Hi, I made a payment today with the correct IBAN number but the wrong SWFT code.  The SWIFT code was for the correct bank, but wrong branch.  My question is will the payment make it to the correct company account.  Is there anything I can do to smooth the path for the transfer or will the payment be returned
Thanks in advance


----------



## Lightning (15 Nov 2016)

Transfers can be made with IBAN only these days. 

There is generally one BIC code per bank per country, not normally per branch. 

If you got the IBAN correct, there is a good chance that the payment will be routed correctly. Worst case, it will be refunded / bounce back into your account. 

If the payment was a Euro SEPA zone (Eurozone plus some other countries) transfer it should will reach the recipient tomorrow.

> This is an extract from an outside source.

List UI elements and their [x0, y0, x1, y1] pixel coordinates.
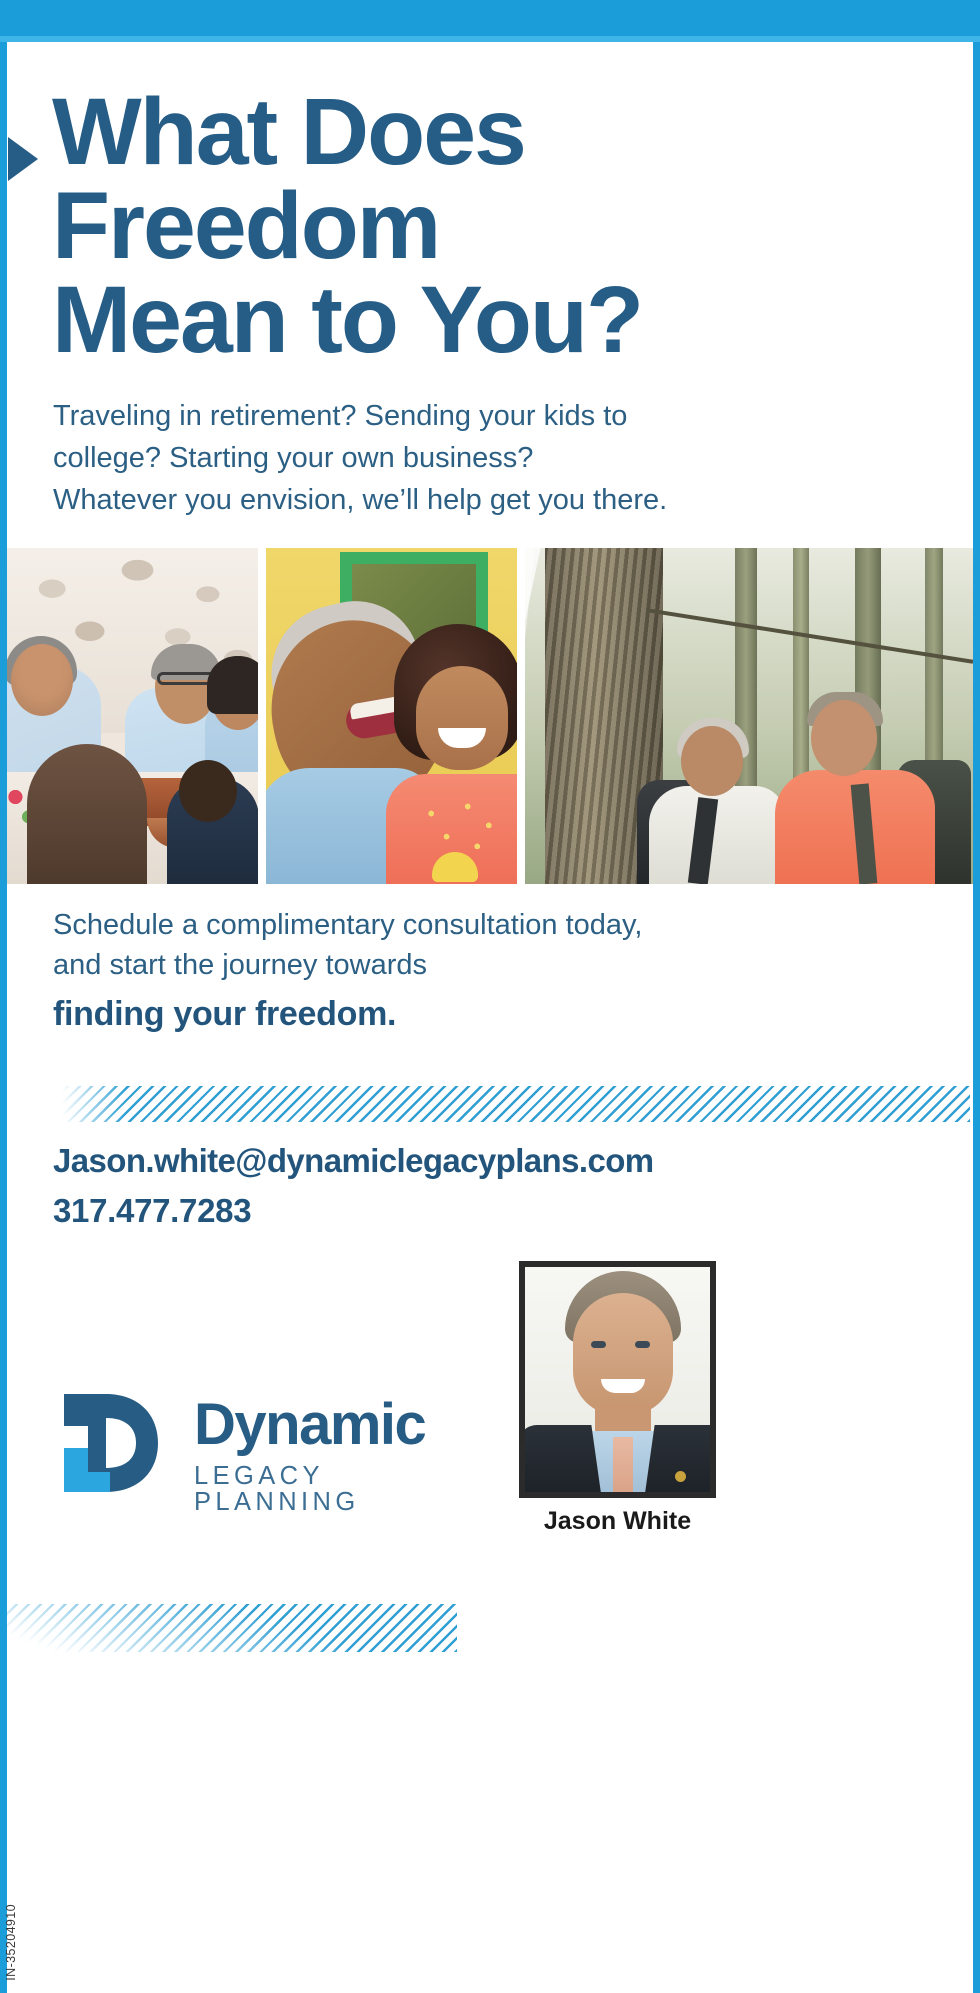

Could you contact the recipient and ask that they let you know tomorrow if they got the payment or not?


----------



## Tickledblue (15 Nov 2016)

Thank you CiaranT, that is reassuring.  The payment was made in USD to the company's dollar account in the USA as opposed to their dollar account in the UK, do you think it stands a good chance of making it through.  Thanks for the advice I will call the recipient bank tomorrow, but I'm in for a sleepless night tonight I think until it is resolved


----------



## Lightning (16 Nov 2016)

Ah, so it is not a euro payment ...
USD payments are outside of SEPA zone rules.
USD payments can sometimes take a few days.
There is 1 BIC per bank per country but I think US codes are branch specific.

Did you contact the recipient to see if the funds have been received or at least to let you know once they have the money? or has the money bounced back to you?


----------